22. A microcapsule product produced according to the process of claim 1.

23. A consumer product selected from the group consisting of laundry detergent, fabric softeners, bleach products, tumble dryer sheets, liquid dish detergents, automatic dish detergents, hair shampoos, hair conditioners, toothpastes, mouthwash, oral care products, liquid soaps, body wash, lotions, creams, hair gels, anti-perspirants, deodorants, shaving products, colognes, bodywash, and automatic dishwashing compositions, foodstuffs, beverages and mixtures thereof comprising the microcapsule product according to the process of claim 1.

24. A process for preparing a high stability capsule product which comprises:

reacting polymers to form a crosslinked network of polymers;

admixing an active material and an optional functional additive to the reactant mixture;

encapsulating the active material with the crosslinked network of polymers to form a polymer encapsulated material;

curing the polymer encapsulated material for greater than 1 hour at a curing temperature greater than 90° C. to provide a microcapsule product.
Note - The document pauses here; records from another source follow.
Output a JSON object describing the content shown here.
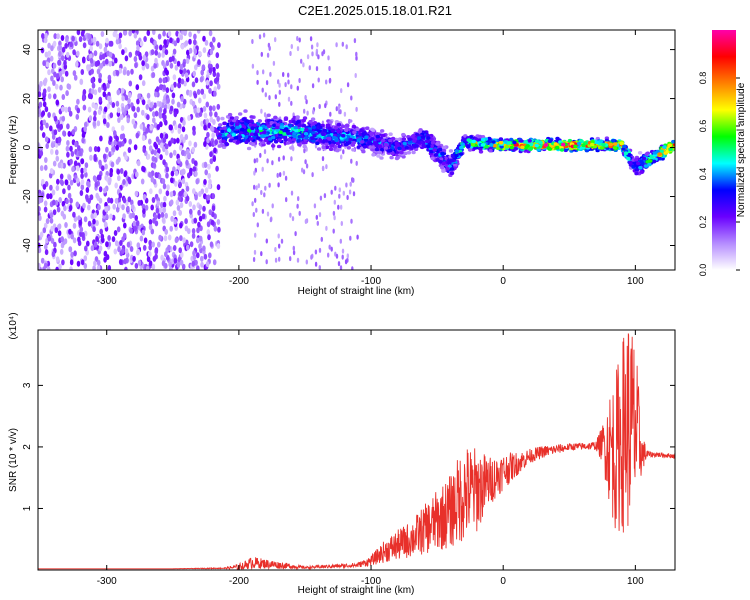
{
  "figure": {
    "title": "C2E1.2025.015.18.01.R21"
  },
  "chart_data": [
    {
      "type": "heatmap",
      "xlabel": "Height of straight line (km)",
      "ylabel": "Frequency (Hz)",
      "xlim": [
        -352,
        130
      ],
      "ylim": [
        -50,
        48
      ],
      "xticks": [
        -300,
        -200,
        -100,
        0,
        100
      ],
      "yticks": [
        -40,
        -20,
        0,
        20,
        40
      ],
      "colorbar": {
        "label": "Normalized spectral amplitude",
        "range": [
          0,
          1
        ],
        "ticks": [
          0.0,
          0.2,
          0.4,
          0.6,
          0.8
        ],
        "colors": [
          "#ffffff",
          "#b58cff",
          "#6a00ff",
          "#0000ff",
          "#00ffff",
          "#00ff00",
          "#ffff00",
          "#ff8000",
          "#ff0000",
          "#ff00aa"
        ]
      },
      "noise_region": {
        "x_range": [
          -352,
          -215
        ],
        "y_range": [
          -50,
          48
        ],
        "amplitude": 0.15
      },
      "ridge": [
        {
          "x": -215,
          "center": 6,
          "width": 8,
          "amplitude": 0.35
        },
        {
          "x": -200,
          "center": 7,
          "width": 9,
          "amplitude": 0.4
        },
        {
          "x": -150,
          "center": 6,
          "width": 8,
          "amplitude": 0.4
        },
        {
          "x": -110,
          "center": 4,
          "width": 7,
          "amplitude": 0.35
        },
        {
          "x": -80,
          "center": 0,
          "width": 6,
          "amplitude": 0.3
        },
        {
          "x": -60,
          "center": 4,
          "width": 6,
          "amplitude": 0.35
        },
        {
          "x": -40,
          "center": -8,
          "width": 8,
          "amplitude": 0.3
        },
        {
          "x": -30,
          "center": 2,
          "width": 4,
          "amplitude": 0.5
        },
        {
          "x": 0,
          "center": 1,
          "width": 3,
          "amplitude": 0.7
        },
        {
          "x": 50,
          "center": 1,
          "width": 3,
          "amplitude": 0.8
        },
        {
          "x": 90,
          "center": 1,
          "width": 3,
          "amplitude": 0.7
        },
        {
          "x": 100,
          "center": -8,
          "width": 6,
          "amplitude": 0.3
        },
        {
          "x": 130,
          "center": 1,
          "width": 3,
          "amplitude": 0.85
        }
      ]
    },
    {
      "type": "line",
      "xlabel": "Height of straight line (km)",
      "ylabel": "SNR (10 * v/v)",
      "y_multiplier": "(x10⁴)",
      "xlim": [
        -352,
        130
      ],
      "ylim": [
        0,
        3.9
      ],
      "xticks": [
        -300,
        -200,
        -100,
        0,
        100
      ],
      "yticks": [
        1,
        2,
        3
      ],
      "color": "#e8302a",
      "series": [
        {
          "x": [
            -352,
            -250,
            -210,
            -200,
            -190,
            -150,
            -110,
            -100,
            -90,
            -80,
            -70,
            -60,
            -50,
            -40,
            -30,
            -20,
            -10,
            0,
            10,
            20,
            30,
            40,
            50,
            60,
            70,
            75,
            80,
            85,
            90,
            95,
            100,
            105,
            110,
            120,
            130
          ],
          "y": [
            0.02,
            0.02,
            0.03,
            0.05,
            0.12,
            0.04,
            0.08,
            0.15,
            0.3,
            0.4,
            0.5,
            0.65,
            0.8,
            0.95,
            1.25,
            1.3,
            1.45,
            1.6,
            1.72,
            1.85,
            1.92,
            1.96,
            2.0,
            2.01,
            2.02,
            2.05,
            2.0,
            1.9,
            2.2,
            2.4,
            2.3,
            1.9,
            1.88,
            1.87,
            1.85
          ],
          "noise": [
            0,
            0,
            0.01,
            0.05,
            0.1,
            0.02,
            0.04,
            0.08,
            0.18,
            0.25,
            0.3,
            0.4,
            0.5,
            0.6,
            0.8,
            0.7,
            0.4,
            0.3,
            0.2,
            0.12,
            0.1,
            0.08,
            0.06,
            0.06,
            0.07,
            0.3,
            0.9,
            1.3,
            1.6,
            1.8,
            1.5,
            0.3,
            0.05,
            0.04,
            0.04
          ]
        }
      ]
    }
  ]
}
25. The process of claim 24 wherein the active material is selected from the group consisting of fragrances, flavoring agents, fungicide, brighteners, antistatic agents, wrinkle control agents, fabric softener actives, hard surface cleaning actives, skin and/or hair conditioning agents, malodour counteractants, antimicrobial actives, UV protection agents, insect repellants, animal/vermin repellants, flame retardants, and mixtures thereof.
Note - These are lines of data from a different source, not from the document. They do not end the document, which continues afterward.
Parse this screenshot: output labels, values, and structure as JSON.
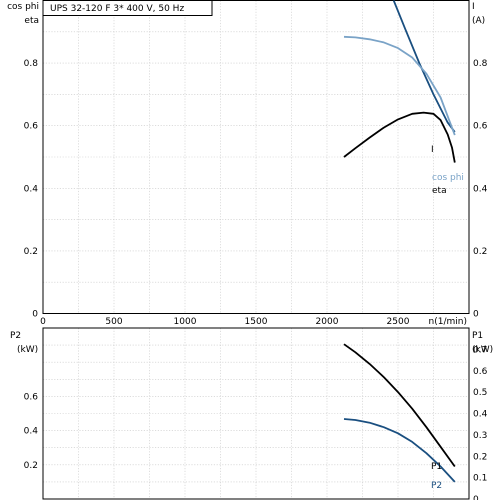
{
  "chart_data": [
    {
      "type": "line",
      "title": "UPS 32-120 F    3* 400 V, 50 Hz",
      "xlabel": "n(1/min)",
      "xlim": [
        0,
        3000
      ],
      "x_ticks": [
        "0",
        "500",
        "1000",
        "1500",
        "2000",
        "2500"
      ],
      "ylabel_left": [
        "cos phi",
        "eta"
      ],
      "ylim_left": [
        0,
        1.0
      ],
      "y_ticks_left": [
        "0",
        "0.2",
        "0.4",
        "0.6",
        "0.8"
      ],
      "ylabel_right": [
        "I",
        "(A)"
      ],
      "y_ticks_right": [
        "0",
        "0.2",
        "0.4",
        "0.6",
        "0.8"
      ],
      "grid": true,
      "series": [
        {
          "name": "I",
          "color": "#1a4f80",
          "x": [
            2470,
            2550,
            2650,
            2750,
            2850,
            2900
          ],
          "y": [
            1.0,
            0.91,
            0.8,
            0.7,
            0.61,
            0.58
          ]
        },
        {
          "name": "cos phi",
          "color": "#7aa3c7",
          "x": [
            2120,
            2200,
            2300,
            2400,
            2500,
            2600,
            2700,
            2800,
            2900
          ],
          "y": [
            0.884,
            0.882,
            0.876,
            0.866,
            0.848,
            0.818,
            0.766,
            0.69,
            0.57
          ]
        },
        {
          "name": "eta",
          "color": "#000000",
          "x": [
            2120,
            2200,
            2300,
            2400,
            2500,
            2600,
            2680,
            2750,
            2800,
            2850,
            2880,
            2900
          ],
          "y": [
            0.5,
            0.528,
            0.562,
            0.594,
            0.62,
            0.638,
            0.642,
            0.638,
            0.618,
            0.572,
            0.53,
            0.482
          ]
        }
      ]
    },
    {
      "type": "line",
      "xlabel": "",
      "xlim": [
        0,
        3000
      ],
      "ylabel_left": [
        "P2",
        "(kW)"
      ],
      "ylim_left": [
        0,
        1.0
      ],
      "y_ticks_left": [
        "0.2",
        "0.4",
        "0.6"
      ],
      "ylabel_right": [
        "P1",
        "(kW)"
      ],
      "y_ticks_right": [
        "0",
        "0.1",
        "0.2",
        "0.3",
        "0.4",
        "0.5",
        "0.6",
        "0.7"
      ],
      "grid": true,
      "series": [
        {
          "name": "P1",
          "color": "#000000",
          "x": [
            2120,
            2200,
            2300,
            2400,
            2500,
            2600,
            2700,
            2800,
            2900
          ],
          "y": [
            0.905,
            0.858,
            0.79,
            0.713,
            0.625,
            0.528,
            0.42,
            0.305,
            0.19
          ]
        },
        {
          "name": "P2",
          "color": "#1a4f80",
          "x": [
            2120,
            2200,
            2300,
            2400,
            2500,
            2600,
            2700,
            2800,
            2900
          ],
          "y": [
            0.468,
            0.462,
            0.446,
            0.42,
            0.384,
            0.334,
            0.268,
            0.19,
            0.1
          ]
        }
      ]
    }
  ]
}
26. The process of claim 25 wherein said active material is a fragrance.

27. The process of claim 24 wherein the microcapsule product is cured for greater than 2 hours.

28. The process of claim 24 wherein the curing temperature is greater than 110° C.
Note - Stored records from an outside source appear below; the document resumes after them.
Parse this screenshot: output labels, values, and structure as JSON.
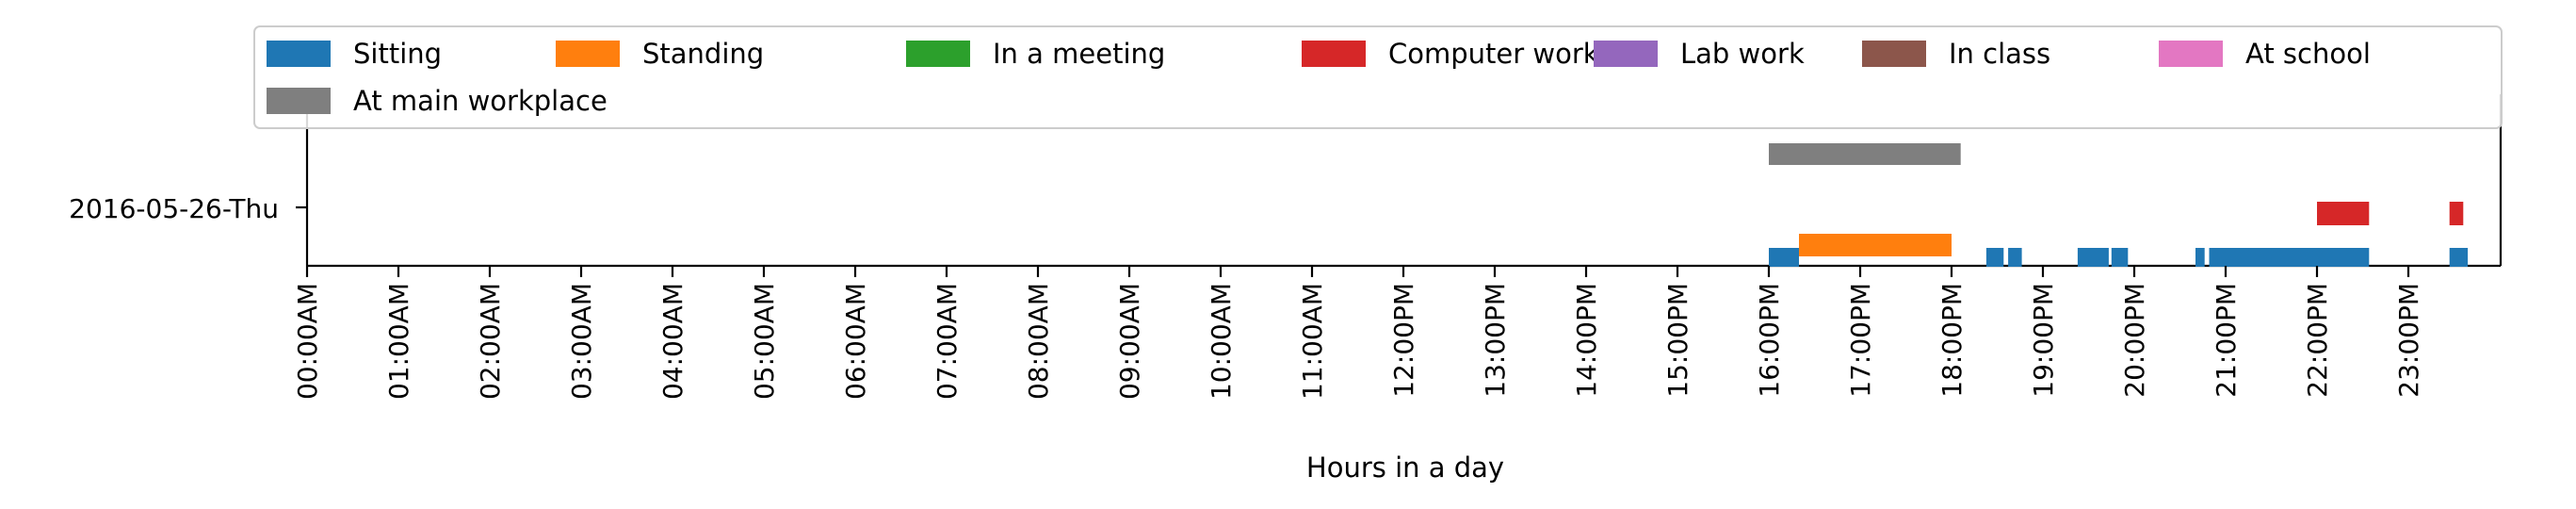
{
  "chart_data": {
    "type": "timeline",
    "title": "",
    "xlabel": "Hours in a day",
    "ylabel": "",
    "xlim": [
      0,
      24
    ],
    "x_ticks": [
      {
        "value": 0,
        "label": "00:00AM"
      },
      {
        "value": 1,
        "label": "01:00AM"
      },
      {
        "value": 2,
        "label": "02:00AM"
      },
      {
        "value": 3,
        "label": "03:00AM"
      },
      {
        "value": 4,
        "label": "04:00AM"
      },
      {
        "value": 5,
        "label": "05:00AM"
      },
      {
        "value": 6,
        "label": "06:00AM"
      },
      {
        "value": 7,
        "label": "07:00AM"
      },
      {
        "value": 8,
        "label": "08:00AM"
      },
      {
        "value": 9,
        "label": "09:00AM"
      },
      {
        "value": 10,
        "label": "10:00AM"
      },
      {
        "value": 11,
        "label": "11:00AM"
      },
      {
        "value": 12,
        "label": "12:00PM"
      },
      {
        "value": 13,
        "label": "13:00PM"
      },
      {
        "value": 14,
        "label": "14:00PM"
      },
      {
        "value": 15,
        "label": "15:00PM"
      },
      {
        "value": 16,
        "label": "16:00PM"
      },
      {
        "value": 17,
        "label": "17:00PM"
      },
      {
        "value": 18,
        "label": "18:00PM"
      },
      {
        "value": 19,
        "label": "19:00PM"
      },
      {
        "value": 20,
        "label": "20:00PM"
      },
      {
        "value": 21,
        "label": "21:00PM"
      },
      {
        "value": 22,
        "label": "22:00PM"
      },
      {
        "value": 23,
        "label": "23:00PM"
      }
    ],
    "day_label": "2016-05-26-Thu",
    "legend": {
      "placement": "top",
      "items": [
        {
          "name": "Sitting",
          "color": "#1f77b4"
        },
        {
          "name": "Standing",
          "color": "#ff7f0e"
        },
        {
          "name": "In a meeting",
          "color": "#2ca02c"
        },
        {
          "name": "Computer work",
          "color": "#d62728"
        },
        {
          "name": "Lab work",
          "color": "#9467bd"
        },
        {
          "name": "In class",
          "color": "#8c564b"
        },
        {
          "name": "At school",
          "color": "#e377c2"
        },
        {
          "name": "At main workplace",
          "color": "#7f7f7f"
        }
      ]
    },
    "series": [
      {
        "name": "Sitting",
        "color": "#1f77b4",
        "intervals": [
          [
            16.0,
            16.33
          ],
          [
            18.38,
            18.57
          ],
          [
            18.62,
            18.77
          ],
          [
            19.38,
            19.72
          ],
          [
            19.75,
            19.93
          ],
          [
            20.67,
            20.77
          ],
          [
            20.82,
            22.57
          ],
          [
            23.45,
            23.65
          ]
        ]
      },
      {
        "name": "Standing",
        "color": "#ff7f0e",
        "intervals": [
          [
            16.33,
            18.0
          ]
        ]
      },
      {
        "name": "In a meeting",
        "color": "#2ca02c",
        "intervals": []
      },
      {
        "name": "Computer work",
        "color": "#d62728",
        "intervals": [
          [
            22.0,
            22.57
          ],
          [
            23.45,
            23.6
          ]
        ]
      },
      {
        "name": "Lab work",
        "color": "#9467bd",
        "intervals": []
      },
      {
        "name": "In class",
        "color": "#8c564b",
        "intervals": []
      },
      {
        "name": "At school",
        "color": "#e377c2",
        "intervals": []
      },
      {
        "name": "At main workplace",
        "color": "#7f7f7f",
        "intervals": [
          [
            16.0,
            18.1
          ]
        ]
      }
    ]
  }
}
29. The process of claim 24 wherein the curing temperature is greater than 120° C.

30. The process of claim 24 wherein the crosslinked network of polymers is selected from a vinyl polymer, an acrylate polymer, melamine-formaldehyde, urea formaldehyde, amine-containing polymer, amine-generating polymer, aminoplasts, aldehydes, dialdehydes, active oxygen, poly-substituted carboxylic acids and derivatives, inorganic crosslinkers, organics capable of forming azo, azoxy and hydrazo bonds, lactones and lactams, thionyl chloride, phosgene, tannin/tannic acid, polyphenols, free radical crosslinkers, sodium persulfate, azoisobutylnitrile (AIBN) and mixtures thereof.

31. The process of claim 30 wherein the crosslinked network of polymers comprises a melamine-formaldehyde:acrylamide-acrylic acid copolymer wherein the mole ratio is in the range of from 9:1 to 1:9.

32. The process of claim 31 wherein the mole ratio of melamine-formaldehyde:acrylamide-acrylic acid copolymer is in the range of from 5:1 to 1:5.

33. The process of claim 31 wherein the mole ratio of melamine-formaldehyde:acrylamide-acrylic acid copolymer is in the range of from 2:1 to 1:2.

34. The process of claim 24 wherein the optional functional additive is a cationic polymer as the capsule deposition aid selected from polysaccharides, cationically modified starch and cationically modified guar, polysiloxanes, poly diallyl dimethyl ammonium halides, copolymers of poly diallyl dimethyl ammonium chloride and vinyl pyrrolidone, acrylamides, imidazoles, imidazolinium halides and imidazolium halides and poly vinyl amine and its copolymers with N-vinyl formamide, cationic amino resins, cationic urea resins, hydrophobic quaternary amines and mixtures thereof.